ProcessLinkChecker

This module adds a link checker tool to ProcessWire. When the module is installed, it should add a new page under Admin > Setup > Link Checker. From this page you can review all broken and/or otherwise problematic links (server issues, unknown domains etc.) found during periodic crawls.

LinkCrawler

The links are crawled by a tool called LinkCrawler. LinkCrawler is built as an external PHP class, but (at least for the time being) it requires ProcessWire to function, so it's not entirely stand-alone. When started, it starts up ProcessWire, finds pages matching its configuration settings (more about those later), and uses regular expressions to find all links. Finally found links are checked one by one and returned headers are analyzed.

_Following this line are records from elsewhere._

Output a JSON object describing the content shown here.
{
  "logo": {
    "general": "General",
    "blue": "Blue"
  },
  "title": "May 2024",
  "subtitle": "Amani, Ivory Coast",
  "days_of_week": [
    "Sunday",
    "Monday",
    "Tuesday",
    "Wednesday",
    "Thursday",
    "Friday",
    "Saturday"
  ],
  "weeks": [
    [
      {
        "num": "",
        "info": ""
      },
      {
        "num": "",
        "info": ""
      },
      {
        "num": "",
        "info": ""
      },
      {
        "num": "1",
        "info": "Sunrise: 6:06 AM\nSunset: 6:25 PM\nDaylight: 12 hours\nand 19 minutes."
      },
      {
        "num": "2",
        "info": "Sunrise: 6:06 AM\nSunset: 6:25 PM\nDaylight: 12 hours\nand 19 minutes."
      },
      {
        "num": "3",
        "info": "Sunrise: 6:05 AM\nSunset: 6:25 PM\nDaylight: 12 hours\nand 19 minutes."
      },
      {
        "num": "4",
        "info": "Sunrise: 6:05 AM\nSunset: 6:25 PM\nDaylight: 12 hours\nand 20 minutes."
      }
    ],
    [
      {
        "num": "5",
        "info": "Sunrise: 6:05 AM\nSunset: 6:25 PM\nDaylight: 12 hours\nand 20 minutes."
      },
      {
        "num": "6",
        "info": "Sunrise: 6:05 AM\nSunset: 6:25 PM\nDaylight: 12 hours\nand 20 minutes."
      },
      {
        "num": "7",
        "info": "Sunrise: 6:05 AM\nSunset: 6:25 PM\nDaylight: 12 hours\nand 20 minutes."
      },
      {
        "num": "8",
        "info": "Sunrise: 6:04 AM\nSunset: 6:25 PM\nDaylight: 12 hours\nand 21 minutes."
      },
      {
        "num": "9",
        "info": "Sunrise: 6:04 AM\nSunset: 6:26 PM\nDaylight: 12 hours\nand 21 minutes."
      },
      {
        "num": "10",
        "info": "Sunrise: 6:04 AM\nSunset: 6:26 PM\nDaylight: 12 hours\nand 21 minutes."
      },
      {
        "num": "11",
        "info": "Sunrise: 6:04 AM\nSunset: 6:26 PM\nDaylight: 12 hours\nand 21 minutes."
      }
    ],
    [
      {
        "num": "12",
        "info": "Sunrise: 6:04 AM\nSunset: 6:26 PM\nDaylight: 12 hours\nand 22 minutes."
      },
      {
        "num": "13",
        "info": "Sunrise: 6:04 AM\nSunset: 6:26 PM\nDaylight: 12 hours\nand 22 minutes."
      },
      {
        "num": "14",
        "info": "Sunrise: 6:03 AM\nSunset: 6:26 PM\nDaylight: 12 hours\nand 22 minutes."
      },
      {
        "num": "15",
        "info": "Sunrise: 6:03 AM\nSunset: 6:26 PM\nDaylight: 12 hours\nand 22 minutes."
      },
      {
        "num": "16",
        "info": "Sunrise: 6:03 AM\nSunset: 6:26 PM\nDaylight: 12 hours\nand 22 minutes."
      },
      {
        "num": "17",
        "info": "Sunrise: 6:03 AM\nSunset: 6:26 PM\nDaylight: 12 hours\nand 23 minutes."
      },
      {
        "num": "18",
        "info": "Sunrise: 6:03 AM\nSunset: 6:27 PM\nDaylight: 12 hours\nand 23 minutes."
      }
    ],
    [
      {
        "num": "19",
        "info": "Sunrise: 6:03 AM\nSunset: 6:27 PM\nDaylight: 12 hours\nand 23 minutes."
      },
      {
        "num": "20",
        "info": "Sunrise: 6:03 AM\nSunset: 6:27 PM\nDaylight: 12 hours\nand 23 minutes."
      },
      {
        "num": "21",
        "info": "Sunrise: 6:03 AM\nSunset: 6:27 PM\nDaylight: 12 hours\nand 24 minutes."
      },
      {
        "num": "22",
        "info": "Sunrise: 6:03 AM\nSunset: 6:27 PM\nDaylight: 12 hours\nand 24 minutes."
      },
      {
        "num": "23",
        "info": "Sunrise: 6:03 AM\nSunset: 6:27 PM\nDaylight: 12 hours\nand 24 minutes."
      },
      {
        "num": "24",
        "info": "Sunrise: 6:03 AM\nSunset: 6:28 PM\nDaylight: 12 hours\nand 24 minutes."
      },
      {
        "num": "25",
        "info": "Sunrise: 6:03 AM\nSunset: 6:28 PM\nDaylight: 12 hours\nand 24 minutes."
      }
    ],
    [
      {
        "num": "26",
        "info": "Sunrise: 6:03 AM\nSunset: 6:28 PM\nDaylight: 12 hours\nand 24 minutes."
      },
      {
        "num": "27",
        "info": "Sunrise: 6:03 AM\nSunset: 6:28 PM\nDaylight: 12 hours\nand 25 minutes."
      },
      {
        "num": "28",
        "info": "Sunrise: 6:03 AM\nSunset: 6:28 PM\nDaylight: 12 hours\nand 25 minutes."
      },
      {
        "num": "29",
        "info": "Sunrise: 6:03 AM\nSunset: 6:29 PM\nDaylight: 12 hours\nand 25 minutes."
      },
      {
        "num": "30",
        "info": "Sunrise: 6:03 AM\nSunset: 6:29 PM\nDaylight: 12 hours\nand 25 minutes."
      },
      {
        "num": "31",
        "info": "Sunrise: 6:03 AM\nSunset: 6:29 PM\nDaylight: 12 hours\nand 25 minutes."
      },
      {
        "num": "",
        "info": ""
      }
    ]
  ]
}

In addition to basic status checking, LinkCrawler is capable of recursively tracking destinations of 301 and 302 redirects and storing that information for later use. Note that at the moment only method LinkCrawler uses for getting this information is PHP's native get_headers(). More methods may be added later.

Running the LinkCrawler

LinkCrawler can be started directly from the ProcessLinkChecker GUI by any user with the link-checker-run permission, but this can be very slow and resource-intensive, which is why it should preferably be triggered periodically as a Cron task. For this purpose a file called Init.php is included with ProcessLinkChecker. This file simply instantiates and starts LinkCrawler it, thus providing an easy way for Cron to init LinkCrawler:

0 0 * * * /usr/bin/php /path/to/site/modules/ProcessLinkChecker/Init.php >/dev/null 2>&1

(Note: your PHP path may vary, you might want to do something else with errors than redirect them to /dev/null, etc. Consult your hosting company if youre unsure about setting up Cron tasks.)

Installing and configuring the module

This module is installed just like any other ProcessWire module, so the common how-to guide (http://modules.processwire.com/install-uninstall/) explains most of it already.

One thing to keep in mind is that when installed, this module will add permissions 'link-checker' and 'link-checker-run'. If you want users (other than superusers) to see Link Checker page under Admin > Setup, you'll have to give one of their roles the 'link-checker' permission. If you also want them to be able execute Link Checker right from the ProcessWire Admin, they'll need the 'link-checker-run' permission too.

Options

LinkCrawler can read options from multiple sources:

ProcessLinkChecker default settings
ProcessLinkChecker user-configured settings
Run-time settings ($linkCrawler = new LinkCrawler(array('cache_max_age' => '1 SECOND'));)

Run-time settings override everything else, ProcessLinkChecker user-configured settings override ProcessLinkChecker default settings, etc. This should guarantee sensible defaults for most cases while still making it possible to run LinkCrawler with custom settings if/when needed.

Possible settings for LinkCrawler are:

skipped_links (array of links to skip on each crawl, defaults to none)
cache_max_age (maximum time to cache links for, defaults to 1 day)
selector (selector used to find pages, defaults to status<8192, id!=2, has_parent!=2)
http_host (HTTP host prepended to relative URLs, required by PHP's get_headers(), defaults to null)
log_level (how much gets logged; 0 logs nothing, 1 logs only start and end etc; 5 is current maximum, default is 1.)
log_rotate (how many log files from previous runs should be kept; by default only the latest log file is stored)
log_on_screen (mostly for command-line use, should log messages be displayed during crawl; defaults to false)
batch_size (how many pages should be loaded into memory simultaneously; defaults to 100)
sleep_between_batches (For how long should the crawler sleep between each batch of pages, in seconds; defaults to 0)
max_recursion_depth (how deep should redirects be tracked, defaults to 1)
sleep_between_requests (the time to wait between each individual request, defaults to 1 second)
link_regex (regular expression used to identify checkable links from page content)
skipped_links_regex (regular expression used to identify non-checkable/skipped links)
http_request_method (the method used to fetch page content via HTTP, defaults to get_headers())
http_user_agent (User-Agent string to send with HTTP requests)

License

This program is free software; you can redistribute it and/or modify it under the terms of the GNU General Public License as published by the Free Software Foundation; either version 2 of the License, or (at your option) any later version.

This program is distributed in the hope that it will be useful, but WITHOUT ANY WARRANTY; without even the implied warranty of MERCHANTABILITY or FITNESS FOR A PARTICULAR PURPOSE. See the GNU General Public License for more details.

You should have received a copy of the GNU General Public License along with this program; if not, write to the Free Software Foundation, Inc., 51 Franklin Street, Fifth Floor, Boston, MA 02110-1301, USA.

(See included LICENSE file for full license text.)